I wasn't aware that it's possible to combine take_seek and until_eof. Thanks for the suggestion. I've tried adopting this apporach for playready-rs but following example does not compile:

#![allow(dead_code)]

use binrw::{
    BinRead, BinReaderExt,
    helpers::{count_bytes, until_eof},
    io::Cursor,
    io::TakeSeekExt,
};

fn main() {
    #[derive(BinRead)]
    #[br(big)]
    pub struct XmrObject {
        pub flags: u16,
        pub type_: u16,
        pub length: u32,
        #[br(args { type_, length })]
        pub data: XmrObjectInner,
    }

    #[derive(BinRead)]
    #[br(big, import { type_: u16, length: u32 })]
    pub enum XmrObjectInner {
        #[br(pre_assert(type_ == 1))]
        OuterContainer(#[br(args(length))] OuterContainer),
    }

    #[derive(BinRead)]
    #[br(big, import(length: u32))]
    pub struct OuterContainer {
        // #[br(parse_with = count_bytes(u64::from(length - 8)))]
        #[br(map_stream = |s| s.take_seek(u64::from(length - 8)), parse_with = until_eof)]
        pub containers: Vec<XmrObject>,
    }

    let mut x = Cursor::new("");
    let _: XmrObject = x.read_be().unwrap();
}

Compiler throws:

error[E0275]: overflow evaluating the requirement `&str: Sized`
  |
  = help: consider increasing the recursion limit by adding a `#![recursion_limit = "256"]` attribute to your crate (`hello`)
  = note: required for `std::io::Cursor<&str>` to implement `std::io::Read`
  = note: 127 redundant requirements hidden
  = note: required for `&mut TakeSeek<&mut TakeSeek<&mut TakeSeek<&mut TakeSeek<&mut TakeSeek<&mut TakeSeek<&mut ...>>>>>>` to implement `std::io::Read`
  = note: required for `&mut TakeSeek<&mut TakeSeek<&mut TakeSeek<&mut TakeSeek<&mut TakeSeek<&mut TakeSeek<&mut ...>>>>>>` to implement `TakeSeekExt`
  = note: the full name for the type has been written to '/tmp/hello/target/debug/deps/hello-97fecfc340ba002b.long-type-5986991549965841089.txt'
  = note: consider using `--verbose` to print the full type name to the console

When I comment #[br(map_stream = |s| s.take_seek(u64::from(length - 8)), parse_with = until_eof)] and uncomment #[br(parse_with = count_bytes(u64::from(length - 8)))] it compiles fine. Is there a bug in binrw or am I misusing API?

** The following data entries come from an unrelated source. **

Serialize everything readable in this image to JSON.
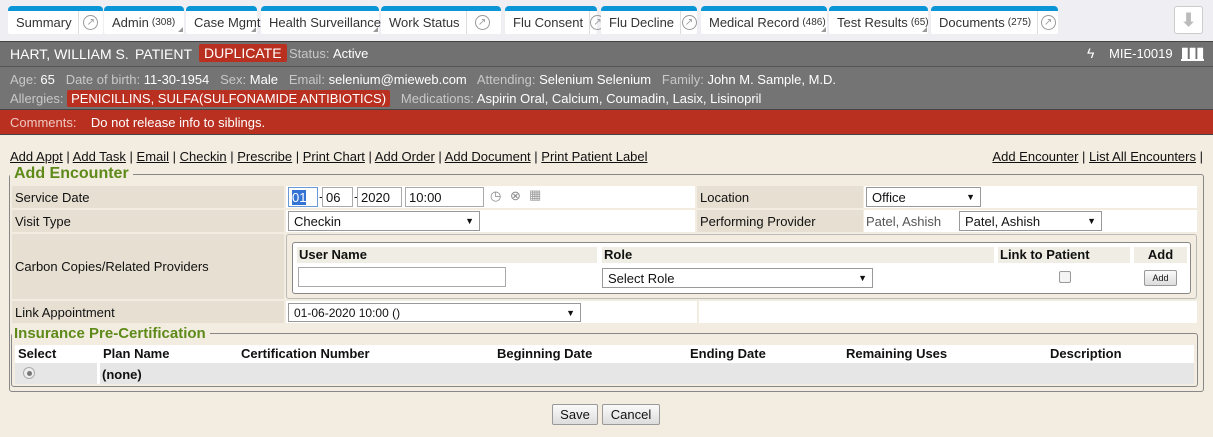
{
  "tabs": [
    {
      "label": "Summary",
      "popout": true
    },
    {
      "label": "Admin",
      "count": "(308)",
      "menu": true
    },
    {
      "label": "Case Mgmt",
      "menu": true
    },
    {
      "label": "Health Surveillance",
      "menu": true
    },
    {
      "label": "Work Status",
      "popout": true
    },
    {
      "label": "Flu Consent",
      "popout": true
    },
    {
      "label": "Flu Decline",
      "popout": true
    },
    {
      "label": "Medical Record",
      "count": "(486)",
      "menu": true
    },
    {
      "label": "Test Results",
      "count": "(65)",
      "menu": true
    },
    {
      "label": "Documents",
      "count": "(275)",
      "popout": true
    }
  ],
  "download_icon": "arrow-down-icon",
  "patient": {
    "name": "HART, WILLIAM S.",
    "type": "PATIENT",
    "flag": "DUPLICATE",
    "status_label": "Status:",
    "status": "Active",
    "id": "MIE-10019",
    "age_label": "Age:",
    "age": "65",
    "dob_label": "Date of birth:",
    "dob": "11-30-1954",
    "sex_label": "Sex:",
    "sex": "Male",
    "email_label": "Email:",
    "email": "selenium@mieweb.com",
    "attending_label": "Attending:",
    "attending": "Selenium Selenium",
    "family_label": "Family:",
    "family": "John M. Sample, M.D.",
    "allergies_label": "Allergies:",
    "allergies": "PENICILLINS, SULFA(SULFONAMIDE ANTIBIOTICS)",
    "medications_label": "Medications:",
    "medications": "Aspirin Oral, Calcium, Coumadin, Lasix, Lisinopril",
    "comments_label": "Comments:",
    "comments": "Do not release info to siblings."
  },
  "colors": {
    "tab_accent": "#0a96d6",
    "alert_red": "#b93020",
    "legend_green": "#5e8a1a"
  },
  "actions": [
    "Add Appt",
    "Add Task",
    "Email",
    "Checkin",
    "Prescribe",
    "Print Chart",
    "Add Order",
    "Add Document",
    "Print Patient Label"
  ],
  "right_actions": [
    "Add Encounter",
    "List All Encounters"
  ],
  "form": {
    "legend": "Add Encounter",
    "service_date_label": "Service Date",
    "month": "01",
    "day": "06",
    "year": "2020",
    "time": "10:00",
    "location_label": "Location",
    "location": "Office",
    "visit_type_label": "Visit Type",
    "visit_type": "Checkin",
    "provider_label": "Performing Provider",
    "provider_text": "Patel, Ashish",
    "provider": "Patel, Ashish",
    "cc_label": "Carbon Copies/Related Providers",
    "cc_headers": [
      "User Name",
      "Role",
      "Link to Patient",
      "Add"
    ],
    "role_placeholder": "Select Role",
    "add_btn": "Add",
    "link_appt_label": "Link Appointment",
    "link_appt": "01-06-2020 10:00 ()"
  },
  "insurance": {
    "legend": "Insurance Pre-Certification",
    "headers": [
      "Select",
      "Plan Name",
      "Certification Number",
      "Beginning Date",
      "Ending Date",
      "Remaining Uses",
      "Description"
    ],
    "row": {
      "plan": "(none)"
    }
  },
  "buttons": {
    "save": "Save",
    "cancel": "Cancel"
  }
}
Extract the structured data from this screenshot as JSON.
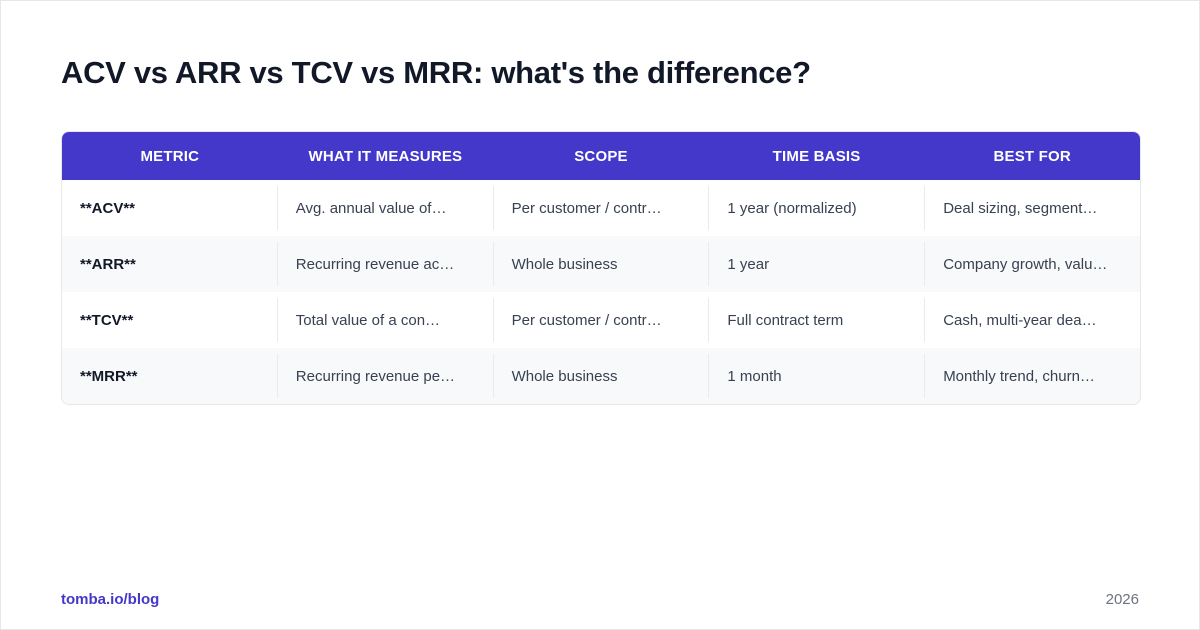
{
  "title": "ACV vs ARR vs TCV vs MRR: what's the difference?",
  "table": {
    "headers": [
      "METRIC",
      "WHAT IT MEASURES",
      "SCOPE",
      "TIME BASIS",
      "BEST FOR"
    ],
    "rows": [
      [
        "**ACV**",
        "Avg. annual value of…",
        "Per customer / contr…",
        "1 year (normalized)",
        "Deal sizing, segment…"
      ],
      [
        "**ARR**",
        "Recurring revenue ac…",
        "Whole business",
        "1 year",
        "Company growth, valu…"
      ],
      [
        "**TCV**",
        "Total value of a con…",
        "Per customer / contr…",
        "Full contract term",
        "Cash, multi-year dea…"
      ],
      [
        "**MRR**",
        "Recurring revenue pe…",
        "Whole business",
        "1 month",
        "Monthly trend, churn…"
      ]
    ]
  },
  "footer": {
    "source": "tomba.io/blog",
    "year": "2026"
  },
  "colors": {
    "accent": "#4338ca",
    "title": "#111827",
    "body_text": "#374151",
    "muted": "#6b7280",
    "row_alt": "#f8f9fb"
  }
}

dobo90 avatar Jun 14 '25 07:06 dobo90

The problem here is that the structures in your example are recursive (XmrObject -> XmrObjectInner -> OuterContainer -> XmrObject) and when the Rust compiler monomorphises the read_options function over the reader type R it gets stuck in an infinite loop because each expansion of OuterContainer::read_options<R> leads to a recursive expansion of OuterContainer::read_options<&mut TakeSeek<R>>.

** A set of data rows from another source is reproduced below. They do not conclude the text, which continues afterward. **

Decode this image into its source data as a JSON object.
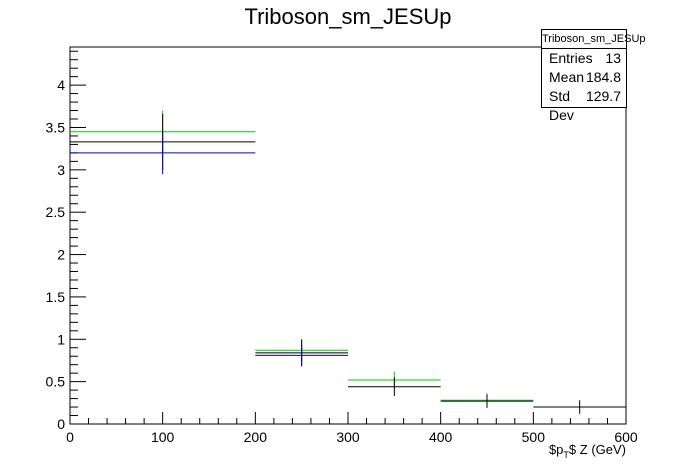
{
  "chart_data": {
    "type": "histogram",
    "title": "Triboson_sm_JESUp",
    "xlabel": "$p_T$ Z (GeV)",
    "xlabel_parts": {
      "pre": "$p",
      "sub": "T",
      "post": "$ Z (GeV)"
    },
    "ylabel": "",
    "xlim": [
      0,
      600
    ],
    "ylim": [
      0,
      4.45
    ],
    "x_ticks": [
      0,
      100,
      200,
      300,
      400,
      500,
      600
    ],
    "y_ticks": [
      0,
      0.5,
      1,
      1.5,
      2,
      2.5,
      3,
      3.5,
      4
    ],
    "bins": [
      [
        0,
        200
      ],
      [
        200,
        300
      ],
      [
        300,
        400
      ],
      [
        400,
        500
      ],
      [
        500,
        600
      ]
    ],
    "grid": false,
    "series": [
      {
        "color": "#00cc00",
        "values": [
          3.45,
          0.87,
          0.52,
          0.28,
          null
        ],
        "errors": [
          0.25,
          0.12,
          0.1,
          0.08,
          null
        ]
      },
      {
        "color": "#000000",
        "values": [
          3.33,
          0.84,
          0.44,
          0.27,
          0.2
        ],
        "errors": [
          0.33,
          0.16,
          0.11,
          0.08,
          0.08
        ]
      },
      {
        "color": "#0000cc",
        "values": [
          3.2,
          0.81,
          null,
          null,
          null
        ],
        "errors": [
          0.25,
          0.12,
          null,
          null,
          null
        ]
      }
    ]
  },
  "stats_box": {
    "title": "Triboson_sm_JESUp",
    "rows": [
      {
        "label": "Entries",
        "value": "13"
      },
      {
        "label": "Mean",
        "value": "184.8"
      },
      {
        "label": "Std Dev",
        "value": "129.7"
      }
    ]
  }
}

This loop can be broken by dynamic dispatch so map_stream returns a Box<dyn Read + Seek>:

trait ReadSeek: binrw::io::Read + binrw::io::Seek {}
impl<T> ReadSeek for T where T: binrw::io::Read + binrw::io::Seek {}

/* ... */

#[br(map_stream = |s| Box::new(s.take_seek(u64::from(length - 8))) as Box<dyn ReadSeek>, parse_with = until_eof)]

The helper function in this PR avoids the infinite recursion by not changing the stream type. I am not confident on whether or not this is a good enough reason to have two different APIs to do the same thing.